Reality Bites
Why The Adventures of Huckleberry Finn should not be banned A 16-year-old young man watches Jerry Springer as the hostile Ku Klux Klan shout racial slurs at African-Americans in the audience. His mother walks in the room, snatches the remote control all tells him he is not to watch such shows; then, she changes the channel to CNN and watches a black farmer beat a white landowner over a land dispute in Africa. However, as much as the mother tries to cover her sons' eyes and ears, she cannot shelter her son from reality forever because no matter what channel-on television or in life-reality will blow the roof of the shelter that she continues to construct.

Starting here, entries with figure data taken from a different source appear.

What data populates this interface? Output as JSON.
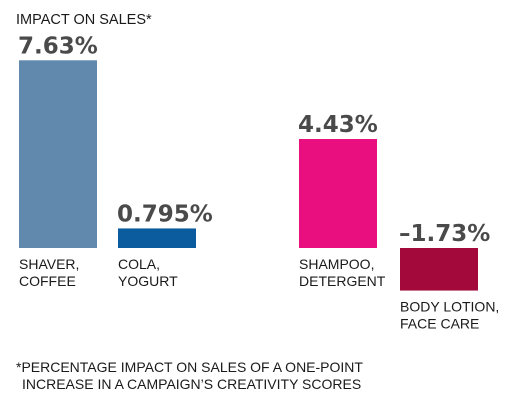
{
  "chart_data": {
    "type": "bar",
    "title": "IMPACT ON SALES*",
    "unit": "%",
    "categories": [
      [
        "SHAVER,",
        "COFFEE"
      ],
      [
        "COLA,",
        "YOGURT"
      ],
      [
        "SHAMPOO,",
        "DETERGENT"
      ],
      [
        "BODY LOTION,",
        "FACE CARE"
      ]
    ],
    "values": [
      7.63,
      0.795,
      4.43,
      -1.73
    ],
    "value_labels": [
      "7.63%",
      "0.795%",
      "4.43%",
      "–1.73%"
    ],
    "colors": [
      "#6089ad",
      "#0a5c9e",
      "#ea0f7e",
      "#a3093b"
    ],
    "ylim": [
      -1.73,
      7.63
    ],
    "grid": false,
    "footnote": [
      "*PERCENTAGE IMPACT ON SALES OF A ONE-POINT",
      "INCREASE IN A CAMPAIGN’S CREATIVITY SCORES"
    ]
  }
}
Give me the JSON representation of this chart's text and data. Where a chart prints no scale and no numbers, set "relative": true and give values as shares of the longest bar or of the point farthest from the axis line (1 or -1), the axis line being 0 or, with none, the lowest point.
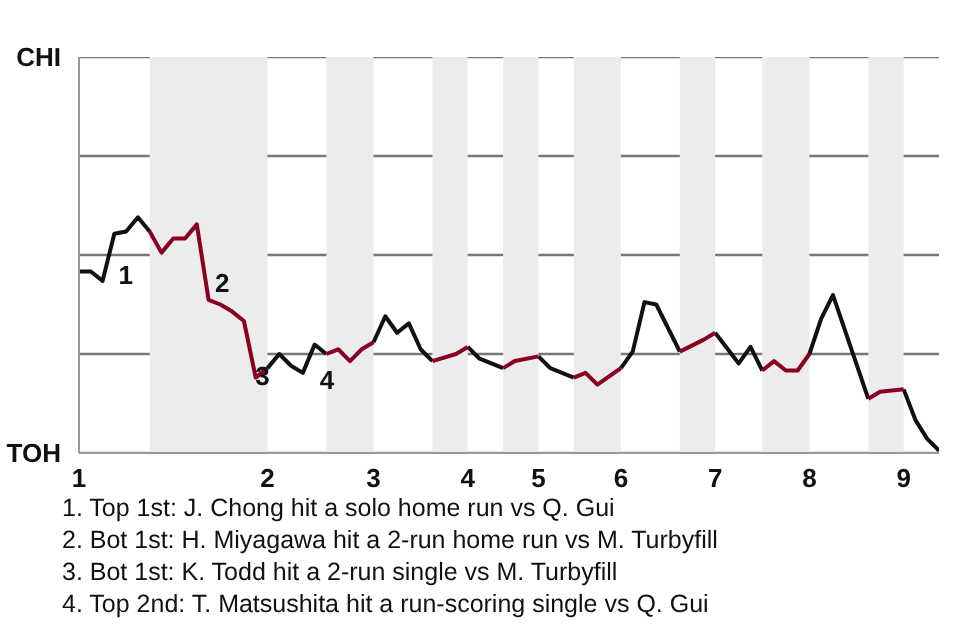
{
  "chart_data": {
    "type": "line",
    "relative": true,
    "categories": [
      "1",
      null,
      null,
      null,
      null,
      null,
      null,
      null,
      null,
      null,
      null,
      null,
      null,
      null,
      null,
      null,
      "2",
      null,
      null,
      null,
      null,
      null,
      null,
      null,
      null,
      "3",
      null,
      null,
      null,
      null,
      null,
      null,
      null,
      "4",
      null,
      null,
      null,
      null,
      null,
      "5",
      null,
      null,
      null,
      null,
      null,
      null,
      "6",
      null,
      null,
      null,
      null,
      null,
      null,
      null,
      "7",
      null,
      null,
      null,
      null,
      null,
      null,
      null,
      "8",
      null,
      null,
      null,
      null,
      null,
      null,
      null,
      "9",
      null,
      null,
      null
    ],
    "series": [
      {
        "color": "#111111",
        "values": [
          0.77,
          0.77,
          0.73,
          0.93,
          0.94,
          1,
          0.94,
          null,
          null,
          null,
          null,
          null,
          null,
          null,
          null,
          null,
          0.36,
          0.42,
          0.37,
          0.34,
          0.46,
          0.42,
          null,
          null,
          null,
          0.47,
          0.58,
          0.51,
          0.55,
          0.44,
          0.39,
          null,
          null,
          0.45,
          0.4,
          0.38,
          0.36,
          null,
          null,
          0.41,
          0.36,
          null,
          0.32,
          null,
          null,
          null,
          0.36,
          0.43,
          0.64,
          0.63,
          null,
          0.43,
          null,
          null,
          0.51,
          null,
          0.38,
          0.45,
          0.35,
          null,
          null,
          null,
          0.42,
          0.57,
          0.67,
          null,
          null,
          0.23,
          null,
          null,
          0.27,
          0.14,
          0.06,
          0.01
        ]
      },
      {
        "color": "#8b0021",
        "values": [
          null,
          null,
          null,
          null,
          null,
          null,
          0.94,
          0.85,
          0.91,
          0.91,
          0.97,
          0.65,
          0.63,
          0.6,
          0.56,
          0.32,
          0.36,
          null,
          null,
          null,
          null,
          0.42,
          0.44,
          0.39,
          0.44,
          0.47,
          null,
          null,
          null,
          null,
          0.39,
          null,
          0.42,
          0.45,
          null,
          null,
          0.36,
          0.39,
          null,
          0.41,
          null,
          null,
          0.32,
          0.34,
          0.29,
          null,
          0.36,
          null,
          null,
          null,
          null,
          0.43,
          null,
          0.48,
          0.51,
          null,
          null,
          null,
          0.35,
          0.39,
          0.35,
          0.35,
          0.42,
          null,
          null,
          null,
          null,
          0.23,
          0.26,
          null,
          0.27,
          null,
          null,
          null
        ]
      }
    ],
    "tick_labels": "x",
    "grid": false,
    "marker": "none",
    "line_style": "solid",
    "ref_lines": [
      {
        "axis": "y",
        "value": 0,
        "label": "TOH",
        "color": "#999999"
      },
      {
        "axis": "y",
        "value": 0.42,
        "label": null,
        "color": "#777777"
      },
      {
        "axis": "y",
        "value": 0.84,
        "label": null,
        "color": "#777777"
      },
      {
        "axis": "y",
        "value": 1.26,
        "label": null,
        "color": "#777777"
      },
      {
        "axis": "y",
        "value": 1.68,
        "label": "CHI",
        "color": "#777777"
      }
    ],
    "annotations": [
      "1",
      "2",
      "3",
      "4",
      "1. Top 1st: J. Chong hit a solo home run vs Q. Gui",
      "2. Bot 1st: H. Miyagawa hit a 2-run home run vs M. Turbyfill",
      "3. Bot 1st: K. Todd hit a 2-run single vs M. Turbyfill",
      "4. Top 2nd: T. Matsushita hit a run-scoring single vs Q. Gui"
    ]
  }
}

Similarly, the board of education in California tries to shelter their students as they continue to ban the controversial novel The Adventures of Huckleberry Finn by Mark Twain. In his satire, Twain provides students with American History when he exposes the way his society treats African-Americans prior to the Civil War. Cosmopolitan California fears this exposure as the readers! learn about the brutal real world. Comparatively, students learn from Huck's trials and tribulations about their own true morals. Thus, Huck Finn should not be banned from a high
Additionally, readers learn history about the treatment of blacks through Twain's exposure of slavery. Next, Twain exposes how greed can corrupt a person while gullibility can hurt another. If school is the place for one to learn, let thi!s novel educate the students culturally, realistically and morally in their minds, hearts, and spirits. Huck's shameful father, Pap, talks about a well-dressed black professor, "There was a free nigger there, from Ohio. The readers learn that not everyone is trustworthy as Twain uses the "rapscallions" to show how, in the real world, people will take advantage of others for personal gains. Also, through the trials and tribulations of each unique character and his or her actions, the reader's own morals develop to help them become individuals. Huck learns of Jim's enslavement as the novel closes. In the premier of the novel, Huck, confined by society in the house of the Widow Douglass, has the urge to smoke, asks the Widow for permission, but the widow refuses and explains that it was wrong and unsanitary. All in all, as Huck experiences society, he and the reader both learn about the lethal real world. Twain demonstrates through Huck's loss that life will not always go as planned and that events, such as loosing a best-friend, will happen, and sometimes one will have no control over such events. The impecunious "white trash", feels threatened by the successful black man; Pap defensively remarks that this "nigger" should be sold, thereafter his status insecurities turn into social satisfaction. As the "lamentable" duke and dauphin receive sympathy from the townsmen Huck thinks, "Well, if ever I struck anything like it, I'm a nigger. Huck and his adventurous friend, Tom Sawyer, help rescue Jim from slavery, as they are doing so Tom gets shot. It was enough to make a body ashamed of the human race.